The malware uses a hidden file system to store the user-mode payload module and also additional files, all the data are encrypted using a custom symmetric cipher. The hidden file storage is also used by Avatar rootkit to store additional user-mode and kernel-mode modules that malware can download and execute. Avatar rootkit doesn't store malicious modules in any standard NTFS storage, except for infected system drivers.
The principal functionality of the malware are:
- command center communications
- parsing configuration information
- read/write into hidden file storage
- communicating with the rootkit driver
- installing additional user-mode and kernel-mode modules
The post highlight the flexibility of the malicious agent:
"Of course, this means the initial infection can be the starting point of a variety of malicious activities based on the modules that deployed. In our case the payload component avcmd.dll was injected into svchost.exe system process which started communicating with C&C IP addresses stored in the configuration file. "
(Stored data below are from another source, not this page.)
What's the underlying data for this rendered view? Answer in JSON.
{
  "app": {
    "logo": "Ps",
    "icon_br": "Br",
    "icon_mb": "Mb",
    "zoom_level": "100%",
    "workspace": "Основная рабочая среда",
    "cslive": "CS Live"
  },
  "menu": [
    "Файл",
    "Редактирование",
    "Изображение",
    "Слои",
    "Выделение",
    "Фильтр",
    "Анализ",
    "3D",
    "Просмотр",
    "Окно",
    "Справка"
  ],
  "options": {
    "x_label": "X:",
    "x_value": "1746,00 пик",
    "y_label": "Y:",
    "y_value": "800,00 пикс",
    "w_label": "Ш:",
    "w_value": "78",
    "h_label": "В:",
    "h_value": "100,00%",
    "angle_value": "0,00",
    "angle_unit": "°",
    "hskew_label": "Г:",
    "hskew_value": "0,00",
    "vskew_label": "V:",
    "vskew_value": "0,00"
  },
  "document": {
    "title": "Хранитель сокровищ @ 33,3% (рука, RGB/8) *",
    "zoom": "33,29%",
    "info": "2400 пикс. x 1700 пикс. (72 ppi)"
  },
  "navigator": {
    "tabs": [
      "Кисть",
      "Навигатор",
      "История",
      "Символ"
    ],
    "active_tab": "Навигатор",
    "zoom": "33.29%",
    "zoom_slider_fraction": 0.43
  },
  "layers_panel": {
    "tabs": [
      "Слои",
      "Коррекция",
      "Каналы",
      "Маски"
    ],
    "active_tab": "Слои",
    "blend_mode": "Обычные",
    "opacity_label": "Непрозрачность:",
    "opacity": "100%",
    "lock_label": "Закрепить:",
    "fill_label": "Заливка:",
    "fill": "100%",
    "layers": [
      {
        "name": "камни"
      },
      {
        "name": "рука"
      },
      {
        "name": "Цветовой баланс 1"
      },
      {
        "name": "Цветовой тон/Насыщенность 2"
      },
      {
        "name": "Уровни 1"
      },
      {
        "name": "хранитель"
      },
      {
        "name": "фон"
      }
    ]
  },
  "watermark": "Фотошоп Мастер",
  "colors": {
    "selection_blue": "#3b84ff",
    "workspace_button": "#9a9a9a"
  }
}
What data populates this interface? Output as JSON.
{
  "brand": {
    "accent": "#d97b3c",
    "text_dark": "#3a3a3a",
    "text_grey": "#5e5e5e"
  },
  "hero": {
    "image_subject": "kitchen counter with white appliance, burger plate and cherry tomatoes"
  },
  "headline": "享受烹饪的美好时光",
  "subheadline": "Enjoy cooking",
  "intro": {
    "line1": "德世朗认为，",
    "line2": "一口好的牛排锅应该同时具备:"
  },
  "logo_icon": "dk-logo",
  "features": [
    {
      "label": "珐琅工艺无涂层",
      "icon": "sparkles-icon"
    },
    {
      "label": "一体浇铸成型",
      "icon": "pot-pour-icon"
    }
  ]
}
Another interesting feature implemented by authors of the rootkit in the protection of communications with the command center with a custom encryption algorithm which output is base64-encoded, Avatar rootkit has an additional way of communicating with the C&C server searching for messages in Yahoo groups using special parameters. The technique is not new and is very efficient to protect the malware over sinkhole attempts of security firms, because information about C&C's domains is encrypted using an RSA asymmetric algorithm.
On the use of Yahoo Groups as C&C the report states:
"The group description is encrypted with an RSA algorithm and a 1024-bit private key. It is possible to decrypt this data with the public key stored in the configuration file. We suppose this information is to be found in the encrypted message used for returning control for a botnet without an active C&C."
But Avatar rootkit appears a very complex and articulated project, it is accompanied by a list of API for developing additional components based on the Avatar Runtime Library, a special SDK for developing additional user-mode components which allow communication with the Avatar rootkit driver.
Win32/Rootkit.Avatar is considerable a sophisticated rootkit family having many interesting features to avoid detection by security software, due this reason security experts believe that the agent has been developed for long term infection by the system executing the attack.
Avatar rootkit may hold many surprises in the next future.